On weak peak quasisymmetric functions

TL;DR

This paper introduces weak peak quasisymmetric functions within the framework of weak composition quasisymmetric functions, establishing their algebraic structures and relationships, including bases, Hopf algebra properties, and Rota-Baxter algebra embeddings.

Contribution

It constructs the weak peak quasisymmetric functions, identifies their algebraic structures, and explores their embeddings and quotients within the Hopf and Rota-Baxter algebra frameworks.

Findings

WPQSym forms a Hopf subalgebra of WCQSym.

WPQSym is a Hopf quotient algebra of WCQSym.

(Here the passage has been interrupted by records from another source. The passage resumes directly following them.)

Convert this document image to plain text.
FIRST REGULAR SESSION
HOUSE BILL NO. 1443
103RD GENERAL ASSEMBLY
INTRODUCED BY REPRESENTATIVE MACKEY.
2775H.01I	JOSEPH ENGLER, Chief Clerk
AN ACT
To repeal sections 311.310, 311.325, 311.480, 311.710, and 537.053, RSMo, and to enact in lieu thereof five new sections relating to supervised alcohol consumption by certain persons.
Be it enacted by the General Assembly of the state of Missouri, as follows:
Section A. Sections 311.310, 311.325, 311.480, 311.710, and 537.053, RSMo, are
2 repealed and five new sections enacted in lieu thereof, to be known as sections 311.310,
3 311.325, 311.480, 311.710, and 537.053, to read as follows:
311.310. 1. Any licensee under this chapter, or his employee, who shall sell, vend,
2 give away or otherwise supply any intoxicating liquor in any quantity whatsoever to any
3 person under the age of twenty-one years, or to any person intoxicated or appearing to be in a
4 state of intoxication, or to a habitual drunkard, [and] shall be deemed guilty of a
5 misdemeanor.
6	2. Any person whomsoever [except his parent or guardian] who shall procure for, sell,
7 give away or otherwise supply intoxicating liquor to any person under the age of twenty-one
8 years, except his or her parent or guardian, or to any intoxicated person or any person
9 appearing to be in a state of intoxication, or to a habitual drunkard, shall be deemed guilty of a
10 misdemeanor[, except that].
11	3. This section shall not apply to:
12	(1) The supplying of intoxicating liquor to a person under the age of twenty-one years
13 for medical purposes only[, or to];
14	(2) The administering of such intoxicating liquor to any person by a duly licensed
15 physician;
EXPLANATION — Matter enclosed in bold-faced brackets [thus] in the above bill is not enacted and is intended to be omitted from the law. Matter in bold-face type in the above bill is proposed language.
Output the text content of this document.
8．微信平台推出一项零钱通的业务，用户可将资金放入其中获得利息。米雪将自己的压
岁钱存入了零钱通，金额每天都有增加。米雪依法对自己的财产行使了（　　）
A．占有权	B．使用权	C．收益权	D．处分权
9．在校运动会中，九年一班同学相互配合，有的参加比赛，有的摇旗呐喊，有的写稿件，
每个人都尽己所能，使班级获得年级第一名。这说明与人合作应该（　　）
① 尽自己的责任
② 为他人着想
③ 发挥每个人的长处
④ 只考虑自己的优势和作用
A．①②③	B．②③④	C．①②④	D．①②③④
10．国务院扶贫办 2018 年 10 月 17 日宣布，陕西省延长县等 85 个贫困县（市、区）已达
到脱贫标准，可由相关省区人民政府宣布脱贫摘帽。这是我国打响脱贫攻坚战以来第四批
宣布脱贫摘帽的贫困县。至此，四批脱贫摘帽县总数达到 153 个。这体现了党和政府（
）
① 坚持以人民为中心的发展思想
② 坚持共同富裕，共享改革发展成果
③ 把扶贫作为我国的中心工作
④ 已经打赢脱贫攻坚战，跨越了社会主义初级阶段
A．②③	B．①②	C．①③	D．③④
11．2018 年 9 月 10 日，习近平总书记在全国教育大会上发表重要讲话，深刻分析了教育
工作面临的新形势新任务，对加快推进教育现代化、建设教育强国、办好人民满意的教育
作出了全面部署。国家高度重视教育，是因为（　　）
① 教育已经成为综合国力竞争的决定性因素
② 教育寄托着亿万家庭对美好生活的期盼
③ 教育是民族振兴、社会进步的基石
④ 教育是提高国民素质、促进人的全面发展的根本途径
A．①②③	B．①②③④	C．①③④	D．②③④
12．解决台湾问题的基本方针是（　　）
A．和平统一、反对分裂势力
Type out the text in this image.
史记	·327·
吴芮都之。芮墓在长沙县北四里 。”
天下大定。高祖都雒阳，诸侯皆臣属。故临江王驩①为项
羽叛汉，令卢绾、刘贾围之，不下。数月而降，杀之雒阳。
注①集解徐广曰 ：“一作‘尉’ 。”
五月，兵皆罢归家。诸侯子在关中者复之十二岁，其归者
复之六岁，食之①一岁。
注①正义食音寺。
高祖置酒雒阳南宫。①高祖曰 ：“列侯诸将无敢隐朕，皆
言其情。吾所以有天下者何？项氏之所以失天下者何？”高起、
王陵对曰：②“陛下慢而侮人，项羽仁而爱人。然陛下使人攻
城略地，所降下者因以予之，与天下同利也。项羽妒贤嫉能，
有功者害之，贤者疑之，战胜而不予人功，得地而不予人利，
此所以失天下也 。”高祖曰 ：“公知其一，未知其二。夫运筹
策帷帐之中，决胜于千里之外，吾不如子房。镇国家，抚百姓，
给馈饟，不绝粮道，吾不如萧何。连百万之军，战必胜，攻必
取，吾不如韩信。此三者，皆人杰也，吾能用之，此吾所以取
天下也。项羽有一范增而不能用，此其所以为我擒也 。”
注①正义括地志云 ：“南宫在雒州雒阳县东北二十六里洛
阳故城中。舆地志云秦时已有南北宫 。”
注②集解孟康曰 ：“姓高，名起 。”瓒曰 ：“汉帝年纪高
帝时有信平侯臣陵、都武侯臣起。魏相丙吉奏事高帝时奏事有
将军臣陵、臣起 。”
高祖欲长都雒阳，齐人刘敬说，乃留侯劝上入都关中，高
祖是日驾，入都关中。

WPQSym embeds as a Rota-Baxter subalgebra of WCQSym.

Abstract

In this paper, we construct the weak version of peak quasisymmetric functions inside the Hopf algebra of weak composition quasisymmetric functions (WCQSym) defined by Guo, Thibon and Yu. Weak peak quasisymmetric functions (WPQSym) are studied in several aspects. First we find a natural basis of WPQSym lifting Stembridge's peak functions. Then we confirm that WPQSym is a Hopf subalgebra of WCQSym by giving explicit multiplication, comultiplication and antipode formulas. By extending Stembridge's descent-to-peak maps, we also show that WPQSym is a Hopf quotient algebra of WCQSym. On the other hand, we prove that WPQSym embeds as a Rota-Baxter subalgebra of WCQSym, thus of the free commutative Rota-Baxter algebra of weight 1 on one generator. Moreover, WPQSym can also be a Rota-Baxter quotient algebra of WCQSym.